A study of satellite data coordinated by the US space agency NASA and published in the June 2015 issue of the scientific journal Earth and Planetary Science Letters estimates that the remainder of Larsen B, some 1,600 square kilometers in size, will disappear in the next five years. The shelf, up to 500 meters thick at some points, is melting and collapsing into fragments at an accelerated pace. “The speed with which this is happening is surprising,” says Ala Khazendar, a geophysicist at NASA and principal author of the paper. Another recent paper, co-authored by Fernando Paolo, a Brazilian PhD candidate studying at the Scripps Institution of Oceanography at the University of California, San Diego, explains the mechanism that is  likely to be behind the thinning of another ice shelf in the Larsen group.

062-063_Antártica_232In an article published on May 13, 2015 in the scientific journal The Cryosphere, researchers from the British Antarctic Survey, from Scripps, including Paolo, and from other American universities showed that the thickness of the Larsen C shelf, five times larger than Larsen B, is losing volume and thinning as a result of two processes. “On the surface, there is likely melting and compacting of the surface layer of firn—denser snow that covers the ice shelf, probably due to a rise in atmospheric temperature.

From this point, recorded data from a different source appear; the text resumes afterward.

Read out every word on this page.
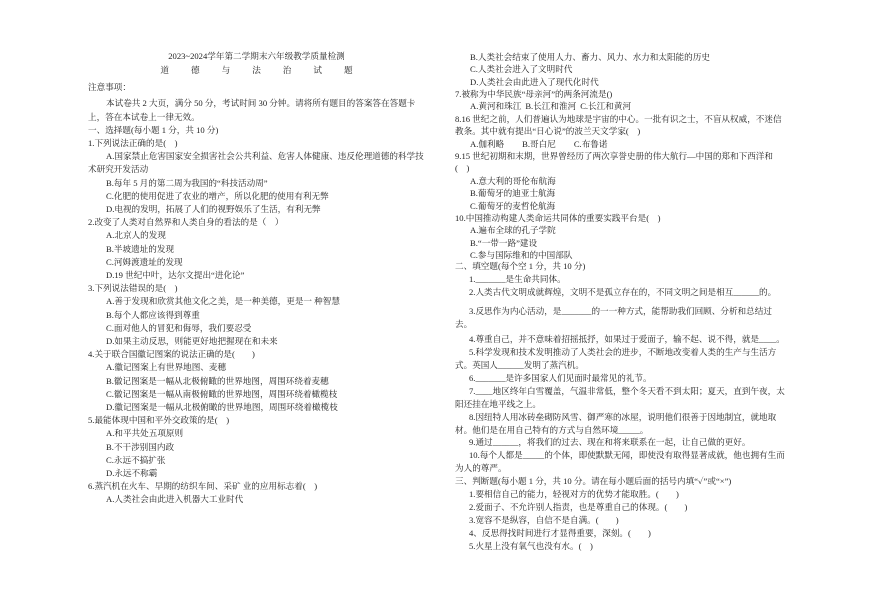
2023~2024学年第二学期末六年级教学质量检测
道德与法治试题
注意事项：
本试卷共 2 大页，满分 50 分，考试时间 30 分钟。请将所有题目的答案答在答题卡上，答在本试卷上一律无效。
一、选择题(每小题 1 分，共 10 分)
1.下列说法正确的是(　)
A.国家禁止危害国家安全损害社会公共利益、危害人体健康、违反伦理道德的科学技术研究开发活动
B.每年 5 月的第二周为我国的“科技活动周”
C.化肥的使用促进了农业的增产，所以化肥的使用有利无弊
D.电视的发明，拓展了人们的视野娱乐了生活，有利无弊
2.改变了人类对自然界和人类自身的看法的是（　）
A.北京人的发现
B.半坡遗址的发现
C.河姆渡遗址的发现
D.19 世纪中叶，达尔文提出“进化论”
3.下列说法错误的是(　)
A.善于发现和欣赏其他文化之美，是一种美德，更是一 种智慧
B.每个人都应该得到尊重
C.面对他人的冒犯和侮辱，我们要忍受
D.如果主动反思，则能更好地把握现在和未来
4.关于联合国徽记图案的说法正确的是(　　)
A.徽记图案上有世界地图、麦穗
B.徽记图案是一幅从北极俯瞰的世界地图，周围环绕着麦穗
C.徽记图案是一幅从南极俯瞰的世界地图，周围环绕着橄榄枝
D.徽记图案是一幅从北极俯瞰的世界地图，周围环绕着橄榄枝
5.最能体现中国和平外交政策的是(　)
A.和平共处五项原则
B.不干涉别国内政
C.永远不搞扩张
D.永远不称霸
6.蒸汽机在火车、早期的纺织车间、采矿 业的应用标志着(　)
A.人类社会由此进入机器大工业时代
B.人类社会结束了使用人力、畜力、风力、水力和太阳能的历史
C.人类社会进入了文明时代
D.人类社会由此进入了现代化时代
7.被称为中华民族“母亲河”的两条河流是()
A.黄河和珠江 B.长江和淮河 C.长江和黄河
8.16 世纪之前，人们普遍认为地球是宇宙的中心。一批有识之士，不盲从权威，不迷信教条。其中就有提出“日心说”的波兰天文学家(　)
A.伽利略 B.哥白尼 C.布鲁诺
9.15 世纪初期和末期，世界曾经历了两次享誉史册的伟大航行—中国的郑和下西洋和(　)
A.意大利的哥伦布航海
B.葡萄牙的迪亚士航海
C.葡萄牙的麦哲伦航海
10.中国推动构建人类命运共同体的重要实践平台是(　)
A.遍布全球的孔子学院
B.“一带一路”建设
C.参与国际维和的中国部队
二、填空题(每个空 1 分，共 10 分)
1._______是生命共同体。
2.人类古代文明成就辉煌，文明不是孤立存在的，不同文明之间是相互______的。
3.反思作为内心活动，是_______的一一种方式，能帮助我们回顾、分析和总结过去。
4.尊重自己，并不意味着招摇抵抒，如果过于爱面子，输不起、说不得，就是____。
5.科学发现和技术发明推动了人类社会的进步，不断地改变着人类的生产与生活方式。英国人______发明了蒸汽机。
6._______是许多国家人们见面时最常见的礼节。
7.____地区终年白雪覆盖，气温非常低，整个冬天看不到太阳；夏天，直到午夜，太阳还挂在地平线之上。
8.因纽特人用冰砖垒砌防风雪、御严寒的冰屋，说明他们很善于因地制宜，就地取材。他们是在用自己特有的方式与自然环境_____。
9.通过______，将我们的过去、现在和将来联系在一起，让自己做的更好。
10.每个人都是_____的个体，即使默默无闻，即使没有取得显著成就，他也拥有生而为人的尊严。
三、判断题(每小题 1 分，共 10 分。请在每小题后面的括号内填“✓”或“×”)
1.要相信自己的能力，轻视对方的优势才能取胜。(　　)
2.爱面子、不允许别人指责，也是尊重自己的体现。(　　)
3.宽容不是纵容，自信不是自满。(　　)
4、反思得找时间进行才显得重要，深刻。(　　)
5.火星上没有氧气也没有水。(　)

This causes loss of air in the firn on the surface of the shelf,” Paolo says. “Below, in the submerged part of the shelf, the ice is thinning due to melting caused by the inflow of warmer bottom waters. This also causes a change in ice flow, which stretches the shelf. Our measurements reveal considerable uncertainty, but we can only explain this degree of thinning of Larsen C if these two mechanisms are acting simultaneously.” The study was based on an analysis of data from satellites and from eight radar surveys conducted between 1998 and 2012.

Thinning and disappearance of ice shelves, which are extensions of glaciers and of the ice sheet that covers Antarctica, do not directly cause a rise in sea level. Shelf ice already sits on the ocean, and melting will not change the sea level. The same logic holds true for sea ice, which is much thinner and floats around Antarctica. Ice shelf thinning affects sea level indirectly. “The melting of the shelves enables the ice imprisoned in the ice sheet, which lies over the continent, to slide more easily towards the sea,” says glaciologist Jefferson Cardia Simões of the Federal University of Rio Grande do Sul (UFRGS), coordinator of the National Institute of Science and Technology of the Cryosphere. “There is consensus that global warming is causing the melting of the ice shelves on the Antarctic Peninsula,” says Ilana Wainer of the Oceanographic Institute at the University of São Paulo (IO-USP), who works on climate models of ocean-atmosphere interaction in the Antarctic region. “And it’s not just natural climate variation.” In the past 50 years, the average atmospheric temperature over the Antarctic Peninsula has risen 2.5ºC.

18% thinner
The ice shelves are more fragile on the peninsula, which contains the least-cold parts of the continent, and in West Antarctica. A paper published in Science on March 26, 2015, of which Paolo was principal author, indicates that the shelves in the western portion will lose half their volume in 200 years if their current rate of thinning continues. Between 1994 and 2012, according to altimetry data obtained by European Space Agency satellites, some shelves have thinned by as much as 18%. “The situation is more critical in the western part of the continent, but there are also signs of changes in the east,” Paolo says. When the researchers took into account the period analyzed in the study—the eighteen years as a whole—they noted a slight increase in the thickness of the shelves in East Antarctica. But this increase was concentrated in the first 10 years monitored. When they looked only at the data from more recent years, they detected stabilization or loss of mass in the eastern shelves. It is a sign that thinning also appears to be affecting the eastern shelves.

Scientific articles
PAOLO, F. S. et al. Volume loss from Antarctic ice shelves is accelerating. Science. V. 348, No. 6232, p. 327-31. April 17, 2015.
HOLLAND, P.R. et al. Oceanic and atmospheric forcing of Larsen C Ice-Shelf thinning. The Cryosphere. V. 9, No. 3, p. 1005-24. 2015.